26 Haziran 2013

BAHAR GELİNCE

İşte, yol boyunca bütün akasyalar açmış. Öylesine çılgınca ve bir tek tomurcuk bile bırakmadan açmışlar ki... Hayret bir şey.  İşte bu mevsimde seviyorum bu adayı. Çöl kuruluğundaki Mesarya bile güzel olmayı başarır bu zamanlarda.  Yeşil ve sarının tüm tonları göz alabildiğine uzanır önünüzde. Hele badem ağaçları, armut ve erikler. Bir renk senfonisi yaratırlar beraberce.  En habersiz insanı bile baştan çıkarır bu görüntüler. Nedenini bilemeden, tatlı tatlı sapıtır insancıklar. Bir coşku bir taşkınlık alır başını gider. Bir sarhoşluk gibi yaşanır bahar...

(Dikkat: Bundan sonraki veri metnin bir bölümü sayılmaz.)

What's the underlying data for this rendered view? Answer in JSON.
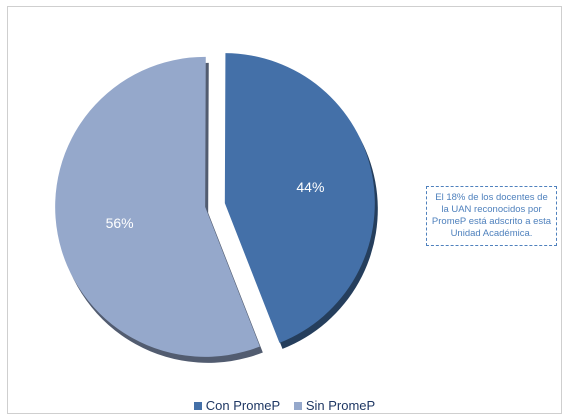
{
  "chart_data": {
    "type": "pie",
    "categories": [
      "Con PromeP",
      "Sin PromeP"
    ],
    "values": [
      44,
      56
    ],
    "data_labels": [
      "44%",
      "56%"
    ],
    "colors": [
      "#4470a8",
      "#95a8cb"
    ],
    "exploded": true,
    "style": "3d",
    "legend_position": "bottom"
  },
  "annotation": {
    "text": "El 18% de los docentes de la UAN reconocidos por PromeP está adscrito a esta Unidad Académica."
  }
}
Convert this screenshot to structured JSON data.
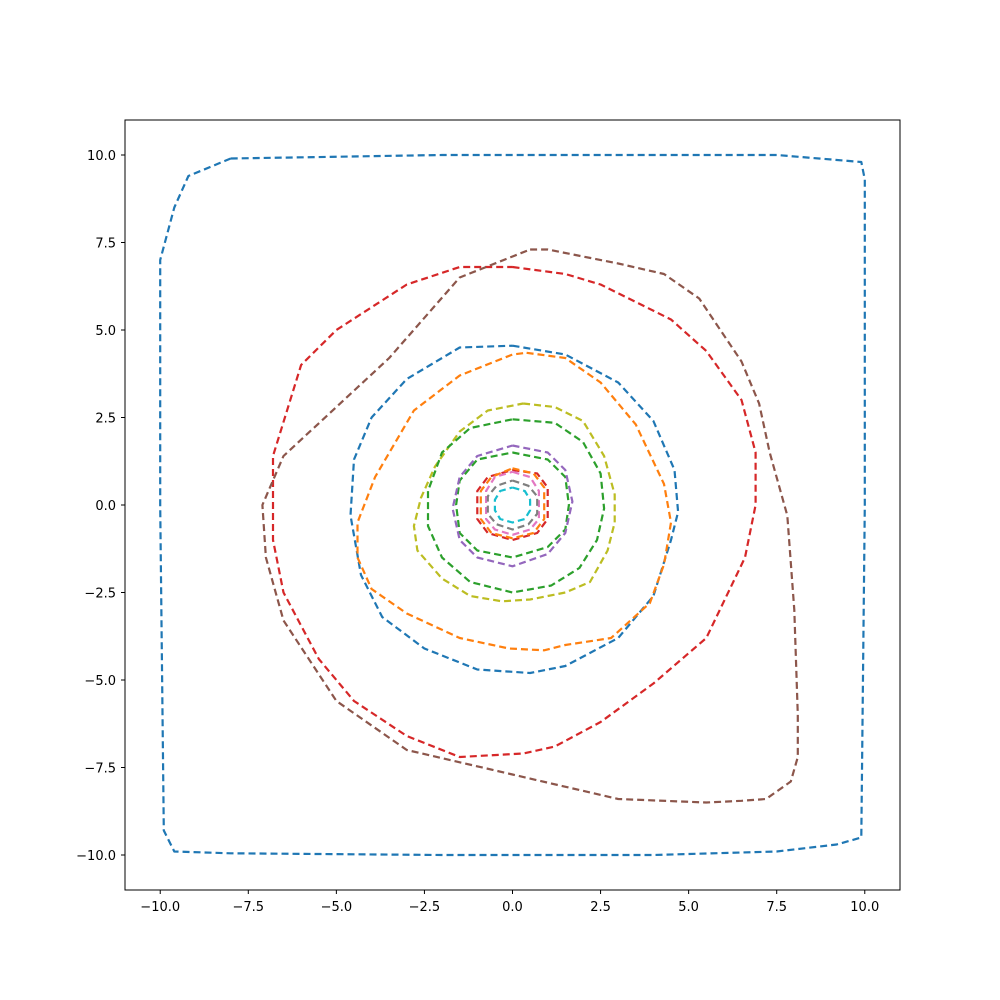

Yaramazlık mevsimidir ayrıca.  Kısacık bir dönem damarlarınızdaki kan muzip muzip akar.
Zaten duygularıyla baş etmekte güçlük çeken insanlar bu aylarda gemi azıya alan bu coşkunlukla hiç başa çıkamazlar. 

Yok yere âşık olursunuz meselâ. Olmadık yerde, olmadık birine. “Daha neler” demeyin. Olur mu olur. Ya da illâ ki  “ressam olacağım” , “Olmazsa olmaz. Şair olup şiir yazacağım” diye garip takıntılara takılırsınız. Gene olmazsa sabah sabah, yüzünde kocaman  bir gülümsemeyle trafiği çözmeye çalışan polisi görünce tutturursunuz: "Durdur arabayı. Bir koşu gidip şu adamı öpeyim iki yanağından. Sabah sabah insan, insanı bırak bir polis bu kadar güler yüzlü olur mu?”  cümlesiyle kocanıza ya da karınıza iyice kafayı yedirirsiniz.

Belki de hiç sevmediğiniz, selâm bile vermek istemediğiniz birine 32 diş tekmili birden gülümsersiniz “Günaydın” derken. Adam şaşkın, doğal olarak.

Gene olmazsa gider çiçek böcek resimlerinden dövmeler yaptırırsınız olmadık yerlerinize. (Geçicisinden, acısızından tabii ki.) 

Bir düşünün. Eminim en pinti arkadaşınız bir bahar gününde ısmarlamıştır kahveleri. En katı olanımızın bile yüreği yumuşar bahar gelince.

Çok kısadır bahar . Birdenbire cehennemi sıcaklar basar. Her şey kuruyup gider çabucak. Eser kalmaz renkten, yeşilden. Boz bulanık toprak kabuğuna çekilir. Dayanamaz çatlar. Ruhlarımız gibi.

Bu güzelim günlerin tadını çıkarın. Kendinizi baharın kollarına bırakın. Bir şeycikler olmaz, korkmayın. Hafiften dağıtın.